El principio de «primacía de la realidad» ha sido definido por la doctrina de la siguiente manera:»Este principio otorga prioridad a los hechos, es decir, a lo que efectivamente ha ocurrido en la realidad, sobre las formas o apariencias o lo que las partes han convenido: el contrato de trabajo es un «contrato – realidad». Prescinde de las formas para hacer prevalecer lo que efectivamente sucedió. Por lo tanto, a diferencia del derecho civil, que le da especial relevancia a lo pactado por las partes (a quienes entiende libres para disponer de sus derechos), en el Derecho del Trabajo, en caso de discordancia entre lo que o curre en la práctica y lo que surge de documentos suscriptos por las partes o acuerdos celebrados entre ellos (lo que se pactó o documentó) se debe dar preferencia a los hechos.
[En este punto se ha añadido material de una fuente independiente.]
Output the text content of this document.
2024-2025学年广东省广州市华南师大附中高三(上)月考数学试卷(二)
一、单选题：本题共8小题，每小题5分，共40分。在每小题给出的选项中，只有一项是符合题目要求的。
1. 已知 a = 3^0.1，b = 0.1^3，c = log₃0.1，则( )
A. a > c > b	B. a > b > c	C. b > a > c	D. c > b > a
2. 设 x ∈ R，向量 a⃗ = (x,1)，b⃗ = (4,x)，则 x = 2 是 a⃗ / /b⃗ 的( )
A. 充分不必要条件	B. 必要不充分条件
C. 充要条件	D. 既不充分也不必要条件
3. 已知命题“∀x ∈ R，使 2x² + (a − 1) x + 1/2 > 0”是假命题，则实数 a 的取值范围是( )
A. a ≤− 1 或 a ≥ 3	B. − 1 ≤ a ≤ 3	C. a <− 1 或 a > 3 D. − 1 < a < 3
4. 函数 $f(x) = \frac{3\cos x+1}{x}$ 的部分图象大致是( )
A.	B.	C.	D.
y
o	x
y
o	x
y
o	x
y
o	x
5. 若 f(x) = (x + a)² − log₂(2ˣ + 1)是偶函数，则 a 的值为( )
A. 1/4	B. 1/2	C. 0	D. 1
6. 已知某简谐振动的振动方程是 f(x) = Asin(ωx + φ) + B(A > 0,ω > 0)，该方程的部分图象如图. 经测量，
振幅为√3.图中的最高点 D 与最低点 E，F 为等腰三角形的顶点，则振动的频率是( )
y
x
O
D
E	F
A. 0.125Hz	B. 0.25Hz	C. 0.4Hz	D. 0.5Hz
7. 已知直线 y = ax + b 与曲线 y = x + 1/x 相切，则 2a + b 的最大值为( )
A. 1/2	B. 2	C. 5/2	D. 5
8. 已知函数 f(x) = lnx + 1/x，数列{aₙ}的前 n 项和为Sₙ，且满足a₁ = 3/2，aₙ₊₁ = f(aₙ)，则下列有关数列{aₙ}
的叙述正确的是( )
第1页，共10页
Prima la verdad de los hechos – la esencia de la relación que vinculó a las partes – sobre la apariencia, la forma o la denominación que asignaron éstas al contrato.» (Conf., «Derecho del trabajo y de la seguridad social», Julio A. Grisolía T. I., pág. 173, Ed. Lexis Nexis).

En Derecho del Trabajo la identificación del sujeto al que corresponde atribuir la condición de empleador o empresario, resulta sumamente trascendental. Esta permite, antes que nada, establecer a quién han de imputarse los derechos y las obligaciones que, como acreedor de la prestación subordinada de servicios y deudor de la retribución, derivan del contrato de trabajo. Asimismo, sirve para determinar cuál es el sujeto al que corresponde, por efecto de lo anterior, la responsabilidad por el cumplimiento de dichas obligaciones. El art. 26 de la LCT identifica al empleador como la persona física o conjunto de ellas, o jurídica, tenga o no personalidad jurídica propia, que requiera los servicios de un trabajador.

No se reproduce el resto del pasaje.